Un château français
dans les Laurentides

L'œuvre d'une vie

    Pour se faire une idée de ce qu'était un petit château de campagne dans la région de Saint-Malo, au 17e siècle, il suffit désormais de se rendre dans les Laurentides. À Morin-Heights, en plein cœur de la forêt, un homme seul a bâti de ses mains une majestueuse demeure, en s'inspirant de ces prestigieux manoirs français. À l'origine, rien ne prédisposait monsieur André Beaudry à entreprendre un tel projet. Dans les années soixante-dix, ce professeur de musique pour l'enseignement professionnel au cégep habitait Laval et faisait à peine la différence entre une scie et un marteau. Et puis, il a entendu l'appel, un appel intérieur si fort qu'il n'était pas possible de lui résister. Comme s'il s'était senti porté par un élan qui ne l'a jamais quitté depuis. Dès lors, il a fait les choses en grand. “J'ai voulu me consacrer à la construction d'une maison qui prendrait toute une vie. C'est une façon de rejoindre le monde du beau, d'aller vers le dépassement de soi. Ma vie est dédiée à l'amour de l'art. Il y a beaucoup de spiritualité et d'amour dans cette maison”, explique-t-il. Chaque matin, au réveil, M. Beaudry ouvre les yeux, et même s'il n'est que trois heures trente de la nuit, il file dans son atelier, qui occupe à présent presque tout le sous-sol du bâtiment, et se met à bricoler.

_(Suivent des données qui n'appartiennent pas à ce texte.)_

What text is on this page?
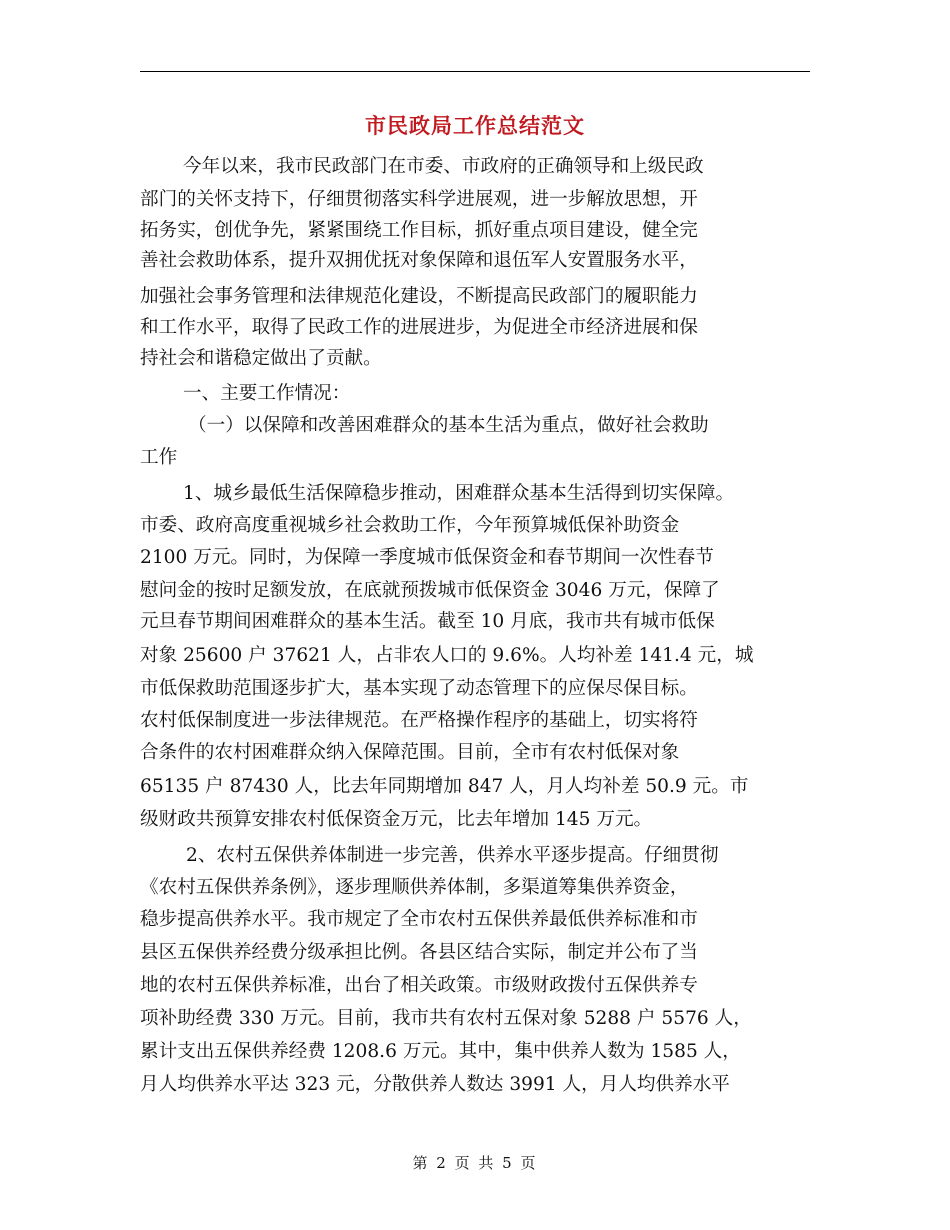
市民政局工作总结范文
今年以来，我市民政部门在市委、市政府的正确领导和上级民政
部门的关怀支持下，仔细贯彻落实科学进展观，进一步解放思想，开
拓务实，创优争先，紧紧围绕工作目标，抓好重点项目建设，健全完
善社会救助体系，提升双拥优抚对象保障和退伍军人安置服务水平，
加强社会事务管理和法律规范化建设，不断提高民政部门的履职能力
和工作水平，取得了民政工作的进展进步，为促进全市经济进展和保
持社会和谐稳定做出了贡献。
一、主要工作情况：
（一）以保障和改善困难群众的基本生活为重点，做好社会救助
工作
1、城乡最低生活保障稳步推动，困难群众基本生活得到切实保障。
市委、政府高度重视城乡社会救助工作，今年预算城低保补助资金
2100 万元。同时，为保障一季度城市低保资金和春节期间一次性春节
慰问金的按时足额发放，在底就预拨城市低保资金 3046 万元，保障了
元旦春节期间困难群众的基本生活。截至 10 月底，我市共有城市低保
对象 25600 户 37621 人，占非农人口的 9.6%。人均补差 141.4 元，城
市低保救助范围逐步扩大，基本实现了动态管理下的应保尽保目标。
农村低保制度进一步法律规范。在严格操作程序的基础上，切实将符
合条件的农村困难群众纳入保障范围。目前，全市有农村低保对象
65135 户 87430 人，比去年同期增加 847 人，月人均补差 50.9 元。市
级财政共预算安排农村低保资金万元，比去年增加 145 万元。
2、农村五保供养体制进一步完善，供养水平逐步提高。仔细贯彻
《农村五保供养条例》，逐步理顺供养体制，多渠道筹集供养资金，
稳步提高供养水平。我市规定了全市农村五保供养最低供养标准和市
县区五保供养经费分级承担比例。各县区结合实际，制定并公布了当
地的农村五保供养标准，出台了相关政策。市级财政拨付五保供养专
项补助经费 330 万元。目前，我市共有农村五保对象 5288 户 5576 人，
累计支出五保供养经费 1208.6 万元。其中，集中供养人数为 1585 人，
月人均供养水平达 323 元，分散供养人数达 3991 人，月人均供养水平
第 2 页 共 5 页
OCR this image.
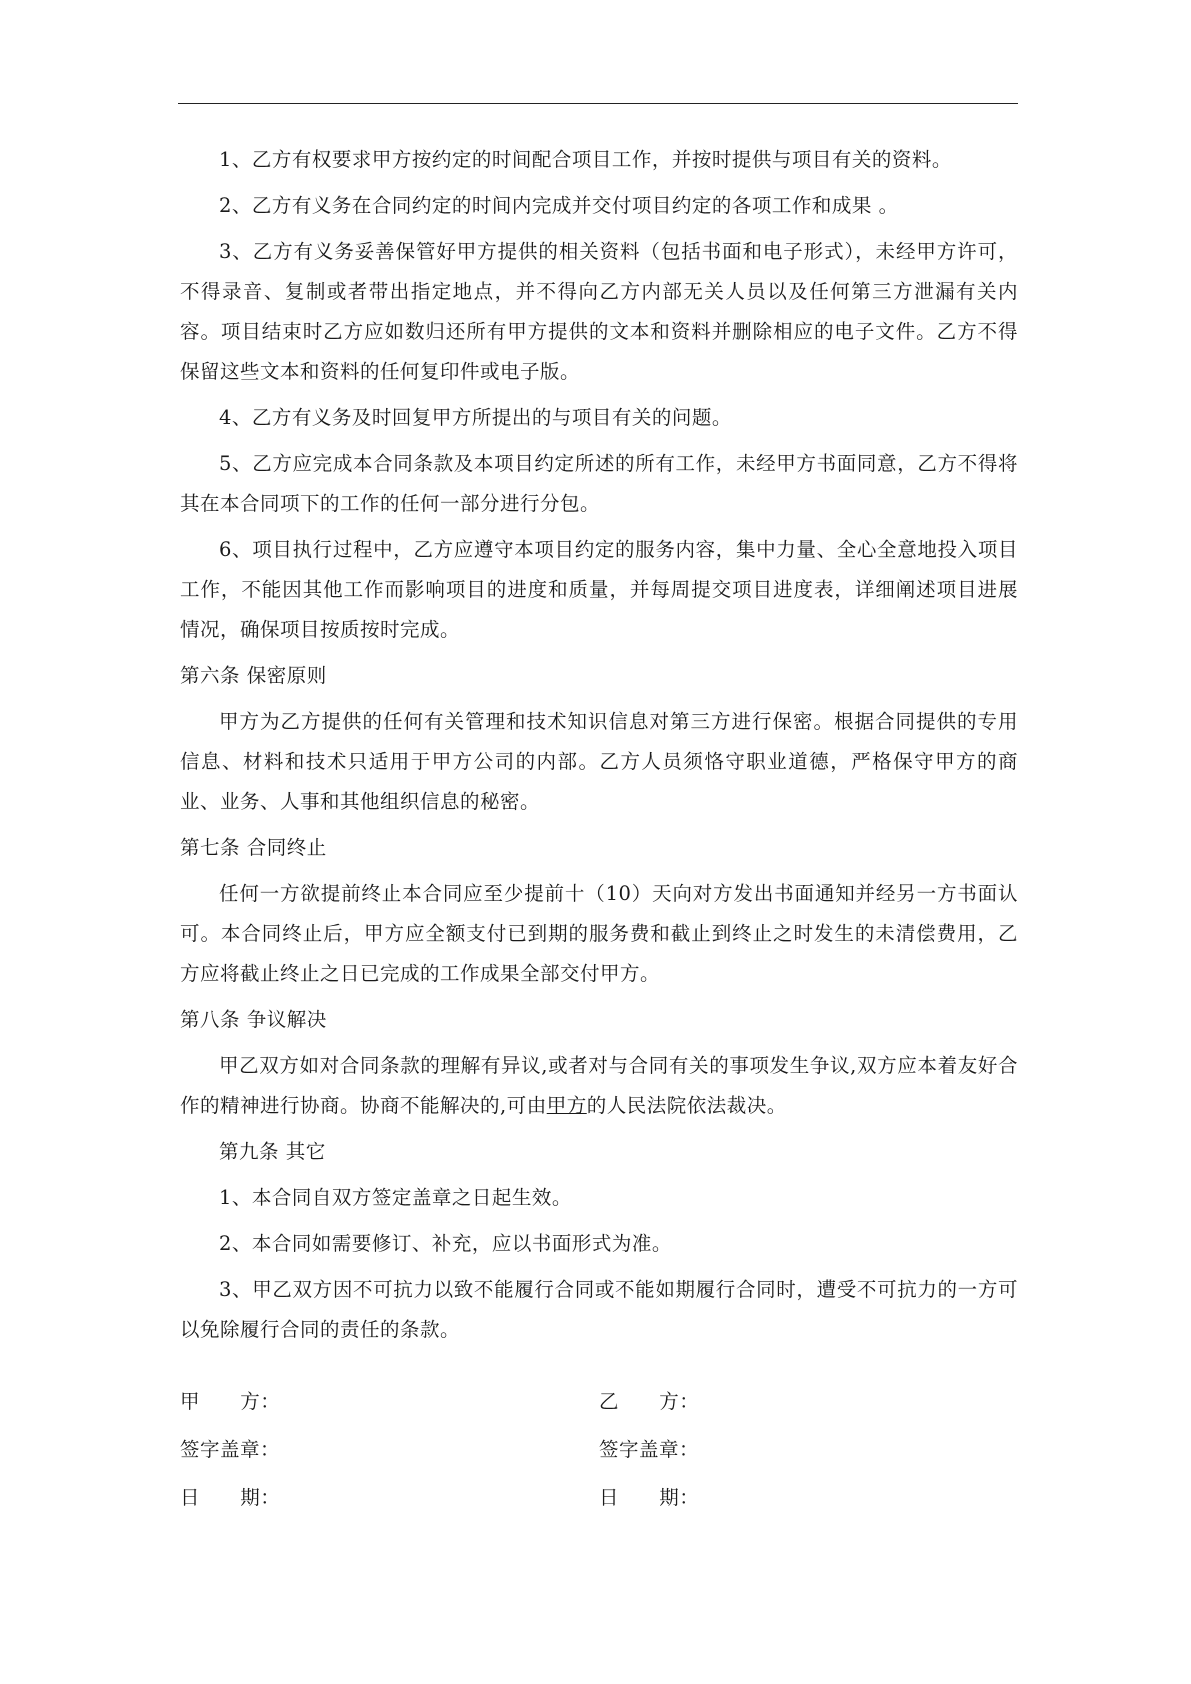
1、乙方有权要求甲方按约定的时间配合项目工作，并按时提供与项目有关的资料。

2、乙方有义务在合同约定的时间内完成并交付项目约定的各项工作和成果 。

3、乙方有义务妥善保管好甲方提供的相关资料（包括书面和电子形式），未经甲方许可，不得录音、复制或者带出指定地点，并不得向乙方内部无关人员以及任何第三方泄漏有关内容。项目结束时乙方应如数归还所有甲方提供的文本和资料并删除相应的电子文件。乙方不得保留这些文本和资料的任何复印件或电子版。

4、乙方有义务及时回复甲方所提出的与项目有关的问题。

5、乙方应完成本合同条款及本项目约定所述的所有工作，未经甲方书面同意，乙方不得将其在本合同项下的工作的任何一部分进行分包。

6、项目执行过程中，乙方应遵守本项目约定的服务内容，集中力量、全心全意地投入项目工作，不能因其他工作而影响项目的进度和质量，并每周提交项目进度表，详细阐述项目进展情况，确保项目按质按时完成。

第六条 保密原则

甲方为乙方提供的任何有关管理和技术知识信息对第三方进行保密。根据合同提供的专用信息、材料和技术只适用于甲方公司的内部。乙方人员须恪守职业道德，严格保守甲方的商业、业务、人事和其他组织信息的秘密。

第七条 合同终止

任何一方欲提前终止本合同应至少提前十（10）天向对方发出书面通知并经另一方书面认可。本合同终止后，甲方应全额支付已到期的服务费和截止到终止之时发生的未清偿费用，乙方应将截止终止之日已完成的工作成果全部交付甲方。

第八条 争议解决

甲乙双方如对合同条款的理解有异议,或者对与合同有关的事项发生争议,双方应本着友好合作的精神进行协商。协商不能解决的,可由甲方的人民法院依法裁决。

第九条 其它

1、本合同自双方签定盖章之日起生效。

2、本合同如需要修订、补充，应以书面形式为准。

3、甲乙双方因不可抗力以致不能履行合同或不能如期履行合同时，遭受不可抗力的一方可以免除履行合同的责任的条款。

甲      方：	乙      方：
签字盖章：	签字盖章：
日      期：	日      期：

    Sa maison est une source d'inspiration permanente. Aux yeux de son créateur, il restera toujours quelque chose à faire, comme un chantier qui ne serait jamais fini. Une malouinière à Morin-Heights À la fin de l'année scolaire 1980-1981, un groupe d'étudiants offrent à M. Beaudry un beau livre d'art sur les grandes demeures de France. Au fil des pages, leur professeur s'arrête sur l'illustration de la malouinière de Lupin. L'architecture du bâtiment le séduit d'emblée. Il vient de trouver le modèle qu'il cherchait. Il s'agit d'un type de demeure très spécial, qui n'existe que dans les alentours de Saint-Malo, et que se faisaient construire les bien nantis de la ville, c'est-à-dire les armateurs, les corsaires et les commerçants qui avaient fait fortune grâce au commerce de la mer et à la guerre. “On reconnaît une malouinière à quatre critères : les coins doivent être en pierre taillée, le tour des fenêtres et des portes également, la toiture est à quatre versants et un cordon de pierre doit ceinturer la bâtisse.” L'extérieur de la maison de M. Beaudry reproduit fidèlement celui de la malouinière de Lupin. Comme il n'a pas pu utiliser le granit de la Bretagne française, il a acheté la roche dynamitée d'un fond de rivière à Saint-Pie de Guire, dans les Bois-francs, près de Drummondville. Une belle matière qui, tout comme l'ardoise, devient verte quand elle est mouillée. En tout, 167 tonnes de pierre ont été utilisées pour élever la bâtisse et le muret. Des blocs que M. Beaudry a posés lui-même, un par un, et qu'il a fallu tailler à la main dans certains cas. Une fois trouvé le style de la construction, il ne restait plus qu'à acheter le terrain. Aussitôt fait, le chantier commence en 1983. M. Beaudry fait appel à un architecte, Michel Pérusse, pour dessiner l'intérieur de la maison. L'espace est immense. La bâtisse est large de 90 pieds, sur trois étages, et dispose de 7500 pieds carrés habitables.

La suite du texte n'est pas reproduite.